I note that two of my comments have now appeared following moderation on MR's blog, but a third seems to have disappeared. So, here is what it said. Perhaps you could take up the points, as I now have to get on with other stuff.

****

I had intended not to comment further, but saw this bit, which is so egregiously wrong, I could not let it pass.

“The difference is that Ricardo had a theory of (use-) value based on ‘concrete labour’ (physical amounts of labour) measured in labour time.”

Ricardo most certainly did not have a theory of “use value”, which is what Marx attributes to the Physiocrats, and which Adam Smith slips into on occasion, where he slips from a labour theory of value to a cost of production theory of value. Marx notes that Ricardo’s advance over Smith and the Physiocrats is precisely that he does not fall into that trap, he consistently applies labour-time as the measure of value, but it is in doing so, whilst failing to make the distinction, like Smith, between labour and labour-power, that he then lands in a terrible mess.

Like Smith, you are right that Ricardo has an “embodied labour” theory of value. That is he determines the value of commodities by the labour actually used in their production. Marx criticises this concept of embodied labour or embodied value, which leads to the conclusions that value is somehow intrinsic to the commodity, which is the foundation of commodity fetishism. Marx makes clear not only that value is determined by socially necessary abstract labour but that each commodity is thereby only a representative of this social value, as a proportion of social labour-time, which is continually changing, and so far from any concept of being embodied within the commodity, as a result of some past act of labour undertaken in relation to it. Indeed, this is Marx’s critique of the concept of historic prices, because for Marx value is always the value determined by the current reproduction cost of commodities, including those commodities that physically comprise the productive-capital, and on which is calculated the rate of profit.

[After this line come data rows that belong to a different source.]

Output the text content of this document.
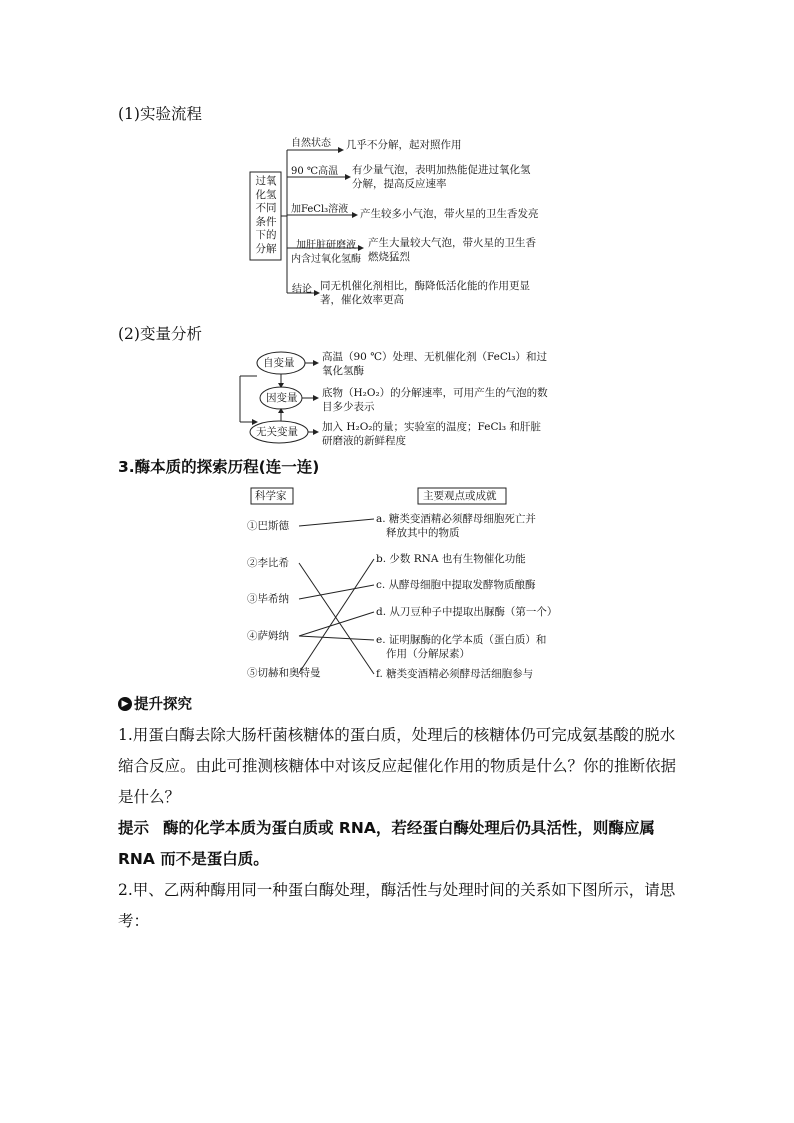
(1)实验流程
过氧化氢不同条件下的分解
自然状态 几乎不分解，起对照作用
90 ℃高温 有少量气泡，表明加热能促进过氧化氢
分解，提高反应速率
加FeCl₃溶液 产生较多小气泡，带火星的卫生香发亮
加肝脏研磨液
内含过氧化氢酶
产生大量较大气泡，带火星的卫生香
燃烧猛烈
结论 同无机催化剂相比，酶降低活化能的作用更显
著，催化效率更高
(2)变量分析
自变量
因变量
无关变量
高温（90 ℃）处理、无机催化剂（FeCl₃）和过
氧化氢酶
底物（H₂O₂）的分解速率，可用产生的气泡的数
目多少表示
加入 H₂O₂的量；实验室的温度；FeCl₃ 和肝脏
研磨液的新鲜程度
3.酶本质的探索历程(连一连)
科学家	主要观点或成就
①巴斯德
②李比希
③毕希纳
④萨姆纳
⑤切赫和奥特曼
a. 糖类变酒精必须酵母细胞死亡并
释放其中的物质
b. 少数 RNA 也有生物催化功能
c. 从酵母细胞中提取发酵物质酿酶
d. 从刀豆种子中提取出脲酶（第一个）
e. 证明脲酶的化学本质（蛋白质）和
作用（分解尿素）
f. 糖类变酒精必须酵母活细胞参与
▶ 提升探究
1.用蛋白酶去除大肠杆菌核糖体的蛋白质，处理后的核糖体仍可完成氨基酸的脱水缩合反应。由此可推测核糖体中对该反应起催化作用的物质是什么？你的推断依据是什么？
提示 酶的化学本质为蛋白质或 RNA，若经蛋白酶处理后仍具活性，则酶应属 RNA 而不是蛋白质。
2.甲、乙两种酶用同一种蛋白酶处理，酶活性与处理时间的关系如下图所示，请思考：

But, according to Marx as set out in TOSV II and III, in the Chapters and sections critiquing Ricardo’s theory of value, and the attacks on it by Malthus, Bailey and others, the real problem is that Ricardo, having stuck consistently to a labour theory of value based on the quantity of labour-time (unlike Smith, who lapses into a cost of production theory in which at points he confuses this quantity of labour with the value of labour, i.e. wages) Ricardo then attempts to find an absolute measure of this quantity of labour, in some other commodity.

As Marx sets out ibn TOSV III, this was a fool’s errand, because there never could be such an absolute external measure of labour-time (which is why those today who try to find such an external measure of value in gold, for example, are also engaged in such a fool’s errand) because any such external measure, be it labour-power, corn (as Smith used as a proxy), or gold, must itself be a commodity, whose value fluctuates along with changes in social productivity.

In TOSV III, in setting this out, Marx says that the one good thing that came out of Bailey’s critique of Ricardo was to illustrate the pointlessness of this search. All that Ricardo needed to have done was to have recognised the difference between value as determined by labour-time, and thereby absolute, and independent, as against exchange-value as being contingent, and external. But, then he would have to have also addressed the distinction between labour as the essence and measure of value, and labour-power, as a use value, which as wage labour becomes a commodity sold by the wage worker, which thereby provides the basis for the creation of surplus value in production, which Adam Smith had discovered, but likewise was unable to recognise because he similarly failed to distinguish between labour-power as a commodity, and labour the value creating activity.